In this article, we have extended the circular diffusion model of Smith (2016) to higher dimensions. We have shown that the analytic properties of RT distributions and accuracy for the circular model carry over straightforwardly to higher-dimensional spaces. We have shown that the resulting hyperspherical model, when equipped with categorical decision bounds, can provide a model of multiattribute decision-making that possesses a number of nice theoretical and empirical properties. We argued that decisions about the contents of four-item displays can be viewed as unitary, multidimensional decisions about vector-valued stimulus objects and have shown that the RT distributions and accuracy from such a task could be well described by the hyperspherical model.
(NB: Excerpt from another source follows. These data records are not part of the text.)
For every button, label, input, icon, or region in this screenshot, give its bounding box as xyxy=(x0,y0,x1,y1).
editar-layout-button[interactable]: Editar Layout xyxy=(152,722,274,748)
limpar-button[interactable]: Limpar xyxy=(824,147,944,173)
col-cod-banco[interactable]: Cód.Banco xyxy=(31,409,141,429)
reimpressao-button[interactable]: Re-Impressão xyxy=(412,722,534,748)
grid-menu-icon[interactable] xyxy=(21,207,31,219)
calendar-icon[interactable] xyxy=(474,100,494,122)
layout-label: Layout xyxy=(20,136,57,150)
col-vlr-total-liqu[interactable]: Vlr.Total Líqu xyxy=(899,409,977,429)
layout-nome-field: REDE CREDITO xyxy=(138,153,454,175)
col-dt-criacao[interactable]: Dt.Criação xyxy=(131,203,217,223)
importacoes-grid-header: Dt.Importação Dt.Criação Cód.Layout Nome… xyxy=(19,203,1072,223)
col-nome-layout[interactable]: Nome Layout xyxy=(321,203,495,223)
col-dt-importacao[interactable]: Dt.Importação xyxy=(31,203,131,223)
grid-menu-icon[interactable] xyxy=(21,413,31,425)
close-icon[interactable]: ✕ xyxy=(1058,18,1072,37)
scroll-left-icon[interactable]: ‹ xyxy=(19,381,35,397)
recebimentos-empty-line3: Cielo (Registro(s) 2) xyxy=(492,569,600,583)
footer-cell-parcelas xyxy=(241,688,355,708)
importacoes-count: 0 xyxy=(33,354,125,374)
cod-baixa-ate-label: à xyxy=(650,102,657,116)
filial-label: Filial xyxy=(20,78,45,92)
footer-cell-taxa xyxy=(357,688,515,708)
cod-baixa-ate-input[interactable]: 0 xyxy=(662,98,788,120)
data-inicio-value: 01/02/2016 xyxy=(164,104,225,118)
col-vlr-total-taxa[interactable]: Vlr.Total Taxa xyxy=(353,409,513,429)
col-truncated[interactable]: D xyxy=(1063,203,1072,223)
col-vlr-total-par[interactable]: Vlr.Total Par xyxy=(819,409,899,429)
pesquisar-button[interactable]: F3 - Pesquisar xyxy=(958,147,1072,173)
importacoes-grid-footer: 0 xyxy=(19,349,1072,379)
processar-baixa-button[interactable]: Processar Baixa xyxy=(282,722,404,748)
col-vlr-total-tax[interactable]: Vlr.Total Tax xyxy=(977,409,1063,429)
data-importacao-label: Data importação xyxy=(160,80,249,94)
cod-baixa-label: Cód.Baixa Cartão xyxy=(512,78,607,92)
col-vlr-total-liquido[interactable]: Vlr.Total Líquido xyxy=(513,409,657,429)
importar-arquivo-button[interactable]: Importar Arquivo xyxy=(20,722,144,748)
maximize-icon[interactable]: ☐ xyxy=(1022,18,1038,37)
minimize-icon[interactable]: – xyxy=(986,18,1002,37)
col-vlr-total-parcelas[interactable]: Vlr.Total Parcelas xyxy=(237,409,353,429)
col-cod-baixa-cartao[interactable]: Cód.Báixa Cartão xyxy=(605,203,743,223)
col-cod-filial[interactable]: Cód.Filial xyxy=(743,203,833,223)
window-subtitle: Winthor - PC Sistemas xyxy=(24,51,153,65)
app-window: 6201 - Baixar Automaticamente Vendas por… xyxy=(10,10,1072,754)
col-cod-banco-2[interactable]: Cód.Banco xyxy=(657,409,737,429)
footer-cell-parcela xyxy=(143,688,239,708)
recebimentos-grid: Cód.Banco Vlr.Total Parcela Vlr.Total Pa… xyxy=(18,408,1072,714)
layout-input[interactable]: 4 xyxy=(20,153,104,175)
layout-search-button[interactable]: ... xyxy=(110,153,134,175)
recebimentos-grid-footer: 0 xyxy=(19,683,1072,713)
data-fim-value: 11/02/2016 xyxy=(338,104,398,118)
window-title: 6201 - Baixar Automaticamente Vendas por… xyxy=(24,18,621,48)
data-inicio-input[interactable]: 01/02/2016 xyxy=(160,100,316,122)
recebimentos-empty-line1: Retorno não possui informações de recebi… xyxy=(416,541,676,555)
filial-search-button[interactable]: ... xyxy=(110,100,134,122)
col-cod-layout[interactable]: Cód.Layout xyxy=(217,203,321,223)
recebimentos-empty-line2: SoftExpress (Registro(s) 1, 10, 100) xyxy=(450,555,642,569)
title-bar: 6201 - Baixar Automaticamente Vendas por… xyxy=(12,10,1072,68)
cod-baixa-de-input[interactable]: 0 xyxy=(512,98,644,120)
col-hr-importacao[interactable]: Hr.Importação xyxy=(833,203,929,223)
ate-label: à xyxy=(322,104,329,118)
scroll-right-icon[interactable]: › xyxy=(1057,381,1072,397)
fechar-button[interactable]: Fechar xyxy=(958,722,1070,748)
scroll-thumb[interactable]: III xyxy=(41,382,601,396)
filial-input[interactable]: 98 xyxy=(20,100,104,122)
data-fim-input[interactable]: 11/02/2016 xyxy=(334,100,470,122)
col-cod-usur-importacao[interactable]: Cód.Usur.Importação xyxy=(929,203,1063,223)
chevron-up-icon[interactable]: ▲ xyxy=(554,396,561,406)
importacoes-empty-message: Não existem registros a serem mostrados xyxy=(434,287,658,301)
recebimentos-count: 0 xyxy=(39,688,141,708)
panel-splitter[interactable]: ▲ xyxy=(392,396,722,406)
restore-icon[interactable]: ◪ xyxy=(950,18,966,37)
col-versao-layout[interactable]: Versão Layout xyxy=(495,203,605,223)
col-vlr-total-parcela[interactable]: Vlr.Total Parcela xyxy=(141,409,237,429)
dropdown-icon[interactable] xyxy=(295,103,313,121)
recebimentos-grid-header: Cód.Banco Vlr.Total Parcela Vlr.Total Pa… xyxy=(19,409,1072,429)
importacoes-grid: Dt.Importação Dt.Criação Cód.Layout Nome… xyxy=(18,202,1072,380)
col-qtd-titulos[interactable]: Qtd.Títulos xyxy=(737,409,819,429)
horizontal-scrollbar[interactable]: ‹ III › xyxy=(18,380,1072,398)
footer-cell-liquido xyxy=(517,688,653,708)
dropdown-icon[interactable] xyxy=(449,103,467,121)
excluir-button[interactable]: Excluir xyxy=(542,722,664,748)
The success of the model in capturing these data is notable, because they exhibit several unusual features not normally found in tasks with single stimuli and, to date, we have been unable to capture them in a theoretically satisfying way using extensions of existing models of two-choice decision-making. Our model fits have highlighted the role of nonlocal, configural stimulus properties in determining the drift-rate vectors that characterize the rates of evidence accumulation. We showed that the resulting configural drift rates could be represented as the outcomes of a matching operation between stimuli and the decision template, in which the latter is conceived of as a set of diagnostic patterns that distinguish between the response categories. As well as providing a new model for decisions about multielement arrays, the hyperspherical model is likely to have a variety of applications in areas such as cognitive categorization and visual attention.